Summer and winter Olympian Clara Hughes hopes to eliminate some of the stigma about mental health issues as she kicks off her Big Ride today. The ride, scheduled to take 110 days, will see the Olympian facing the elements through 12,000 kilometers as she brings her message of mental health awareness to various stops throughout Canada.
Hughes is a six-time Canadian Olympic champion, having medaled in both the summer and winter Olympics. She has been an outspoken advocate for mental health awareness issues, including depression and bipolar disorder, for several years. Hughes has openly lived with depression for last several years and her father, who died in 2013, and sister both had bipolar disorder. Her sister continues to live with the condition.
Clara’s Big Ride is funded by the Bell Let’s Talk campaign, for which she is the national ambassador. The ride starts in Toronto today and finishes in Ottawa on Canada Day, July 1. Her plan is to circle the country in a counter-clockwise fashion and cycle with a variety of partners, including Peter Guzman, her husband.
Hughes says this is the biggest project she has ever undertaken – strong words from a woman who has medaled in both the summer and winter Olympics.
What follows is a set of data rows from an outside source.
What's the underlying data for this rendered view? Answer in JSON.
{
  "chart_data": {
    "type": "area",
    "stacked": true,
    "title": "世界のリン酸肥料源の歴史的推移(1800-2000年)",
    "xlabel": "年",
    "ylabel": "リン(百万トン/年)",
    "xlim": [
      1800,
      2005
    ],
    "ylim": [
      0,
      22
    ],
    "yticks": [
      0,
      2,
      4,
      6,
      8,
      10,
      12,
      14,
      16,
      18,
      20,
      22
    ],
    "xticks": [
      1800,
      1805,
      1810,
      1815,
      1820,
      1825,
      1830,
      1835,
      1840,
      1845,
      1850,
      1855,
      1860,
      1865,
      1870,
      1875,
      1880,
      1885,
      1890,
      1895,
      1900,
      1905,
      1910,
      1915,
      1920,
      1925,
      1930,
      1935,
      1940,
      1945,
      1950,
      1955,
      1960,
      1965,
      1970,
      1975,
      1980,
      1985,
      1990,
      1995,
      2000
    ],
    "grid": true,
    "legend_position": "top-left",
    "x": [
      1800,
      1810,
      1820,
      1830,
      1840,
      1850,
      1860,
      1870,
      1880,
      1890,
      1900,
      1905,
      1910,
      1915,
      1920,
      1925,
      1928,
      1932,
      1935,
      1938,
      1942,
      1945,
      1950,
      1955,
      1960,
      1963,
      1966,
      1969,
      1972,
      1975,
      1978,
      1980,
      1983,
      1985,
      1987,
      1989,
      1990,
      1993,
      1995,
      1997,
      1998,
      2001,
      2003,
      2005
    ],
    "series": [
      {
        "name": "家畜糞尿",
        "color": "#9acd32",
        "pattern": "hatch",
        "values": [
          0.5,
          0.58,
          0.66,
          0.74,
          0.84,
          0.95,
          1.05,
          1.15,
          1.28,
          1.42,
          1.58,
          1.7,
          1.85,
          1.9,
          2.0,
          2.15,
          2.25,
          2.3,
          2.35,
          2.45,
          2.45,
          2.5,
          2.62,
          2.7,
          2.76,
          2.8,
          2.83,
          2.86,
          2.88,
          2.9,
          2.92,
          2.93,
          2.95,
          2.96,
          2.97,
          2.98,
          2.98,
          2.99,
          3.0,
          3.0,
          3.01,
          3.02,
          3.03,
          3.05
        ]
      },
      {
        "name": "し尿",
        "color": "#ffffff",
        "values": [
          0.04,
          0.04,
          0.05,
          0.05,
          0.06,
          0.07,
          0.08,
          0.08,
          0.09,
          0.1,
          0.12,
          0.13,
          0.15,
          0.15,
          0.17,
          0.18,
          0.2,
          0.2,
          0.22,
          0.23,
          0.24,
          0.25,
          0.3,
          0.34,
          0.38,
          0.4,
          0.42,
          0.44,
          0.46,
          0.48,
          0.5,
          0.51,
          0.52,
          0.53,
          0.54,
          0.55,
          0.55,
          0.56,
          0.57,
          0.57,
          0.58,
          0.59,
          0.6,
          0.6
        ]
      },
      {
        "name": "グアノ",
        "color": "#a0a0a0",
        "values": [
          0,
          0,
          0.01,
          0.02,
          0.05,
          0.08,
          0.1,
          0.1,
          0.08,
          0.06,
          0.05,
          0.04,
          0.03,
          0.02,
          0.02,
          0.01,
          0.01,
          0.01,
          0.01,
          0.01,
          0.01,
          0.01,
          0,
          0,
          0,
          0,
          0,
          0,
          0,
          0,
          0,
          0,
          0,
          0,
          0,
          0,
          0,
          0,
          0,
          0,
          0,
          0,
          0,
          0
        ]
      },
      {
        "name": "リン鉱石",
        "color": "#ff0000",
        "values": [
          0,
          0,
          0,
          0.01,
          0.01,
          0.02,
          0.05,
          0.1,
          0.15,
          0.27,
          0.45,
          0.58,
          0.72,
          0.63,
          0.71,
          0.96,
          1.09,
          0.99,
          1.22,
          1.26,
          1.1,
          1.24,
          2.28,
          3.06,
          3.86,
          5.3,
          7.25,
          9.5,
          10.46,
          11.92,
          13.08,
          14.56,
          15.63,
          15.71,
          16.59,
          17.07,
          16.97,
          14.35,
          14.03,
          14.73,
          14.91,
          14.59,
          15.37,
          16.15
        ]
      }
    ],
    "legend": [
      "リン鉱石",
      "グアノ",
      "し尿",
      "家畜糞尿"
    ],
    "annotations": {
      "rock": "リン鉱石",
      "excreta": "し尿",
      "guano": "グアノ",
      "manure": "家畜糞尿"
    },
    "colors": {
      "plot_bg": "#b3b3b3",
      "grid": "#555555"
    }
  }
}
That alone places her in elite company; only 128 athletes in all, according to Olympic historian Bill Mallon, have decided two Olympics are better than one and have competed in both summer and winter Olympic games. The athletes who have medaled in both summer and winter Olympic games are even more select; according to a Feb. 19, 2014 article from the Sun Sentinel, there are only five athletes in Olympic history who have medalled in both games.
In spite of the extensive training that Hughes has undergone for this ride, she says the ride is really about bringing mental health awareness to Canadians. She is pedaling to try to raise awareness about the stigma surrounding mental health issues, and she says she wants the children in the current generation to be able to grow up without knowing a stigma around mental health conditions such as depression.
To see Hughes, she would not seem like the Canadian face of depression. She is perhaps best known for her wide smile that last lit up the Olympic oval in speed skating in 2012. However, she has been open about her struggles with depression and notes that she likely struggled with it because the condition runs in her family. Born in 1972, Hughes was raised in Winnipeg and her parents divorced when she was 9. Her father, whom she says experienced undiagnosed bipolar disorder in addition to being an alcoholic, and her mother ensured she was well-loved, but it was a difficult upbringing in many respects.
Hughes says she began smoking regularly by the time she hit Grade 7 and was already experienced in the world of alcohol as well. However, when speed skater Gaetan Boucher lit up the Olympic oval in Calgary’s Winter Olympics, Hughes took notice, and shortly thereafter, was enrolled in the sport. She also demonstrated a talent for competitive cycling and before long was a world-class athlete. She says getting enrolled in sports saved her life.
However, by the time she had won two bronze medals in the 1996 Summer Olympics for cycling and medaled four more times over the course of the next few years, she was hiding her battle with depression. It was not until she finally decided to get help that she gained the tools to help deal with the condition. She notes how fortunate she was that she got the help she needed; as an athlete, she had the access to learn how to deal and also the support of her team, who essentially placed her on the injured list until she was able to come back strong. Hughes notes that there are many who struggle with depression that are not that lucky.
The Olympian has been involved with the Bell Let’s Talk campaign for the last several years, and hopes to get her message of understanding about mental health awareness out to the 95 communities she pedals to over the course of the next 110 days. Hughes says that as she continues to pedal across the country, her father would have been proud that she was using a sport she loves to get the word out about a condition that plagues so many.